Designing Ireland, a four-part television documentary series, presented by Dr Sandra O’Connell, editor of Architecture Ireland, and Angela Brady OBE, past President of the RIBA, will be shown on RTE One on Thursday nights throughout November. We spoke to London-based Dubliner, Angela Brady, about her firm’s best-known building in Ireland.
Foyer is a French term meaning hearth or home. The Foyer concept, a social institution first developed in France in the 1940s before spreading to the UK and other European countries, is a protective environment that provides residential accommodation and skills training for homeless young adults between the ages of 18 and 25, creating a stepping stone to personal independence by breaking the link between homelessness and unemployment.
Applicants to a foyer must be drug-free for at least 12 months and seeking or involved in training or employment, and may remain in residence for up to three years. Each resident is allocated a private room with a bed and study area and a bathroom shared with an adjoining room. Rooms are clustered in sixes to form a ‘family’ group with its own kitchen, dining room and laundry area, intended to inculcate life skills and foster sociability.

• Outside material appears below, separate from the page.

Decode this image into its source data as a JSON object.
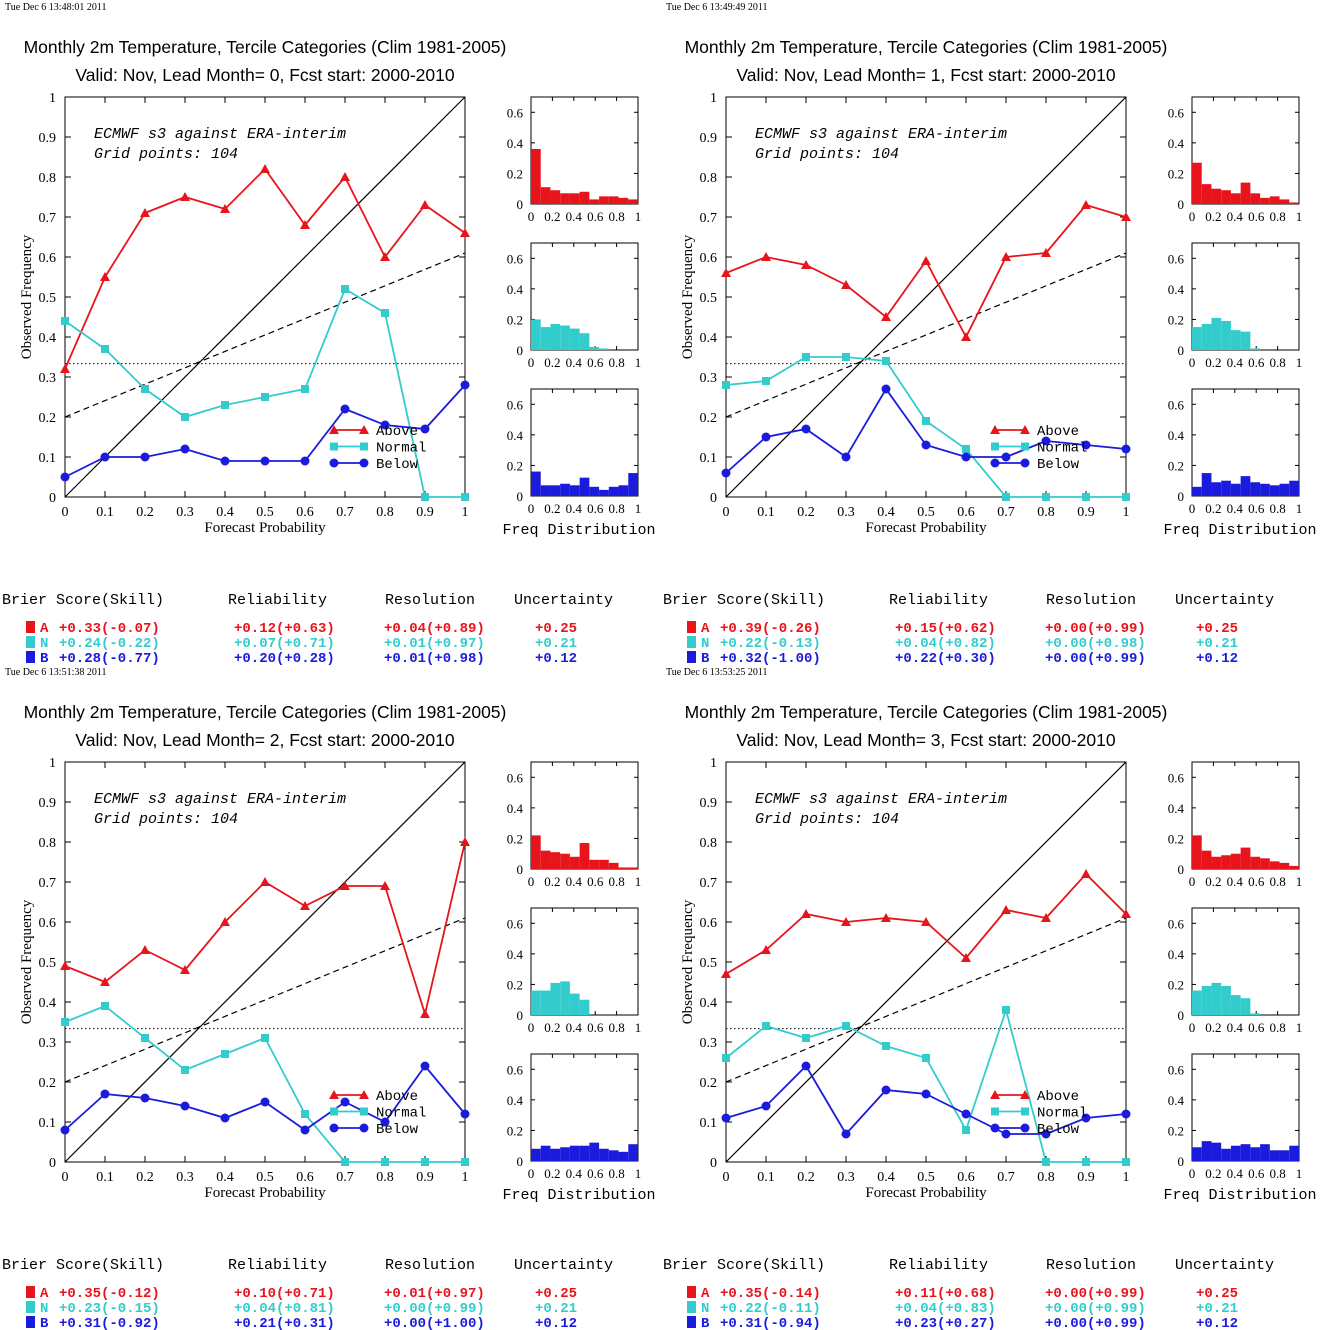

“The idea is to bring them out of themselves and almost force them to socialise,” says Angela Brady. “They have to come out of their bedrooms to eat, and then they can learn to cook. The sociability of the design is key. When that doesn’t happen, a foyer can fail miserably.” Two flats are also provided for live-in managers.
Brady has been a champion of the foyer concept since entering an international design competition run by the Architecture Foundation on behalf of Shelter, the homeless charity, for Britain’s first foyer, in central Birmingham. That was in 1993. There are now more than 600 foyers throughout the UK. “Although we didn’t win the competition,” she says, “we thought it was such a great idea – architecture with a social conscience – that we approached Cara, an Irish housing association based in London, and said, ‘These foyers are a really good idea. Do you want one?’ And they did.”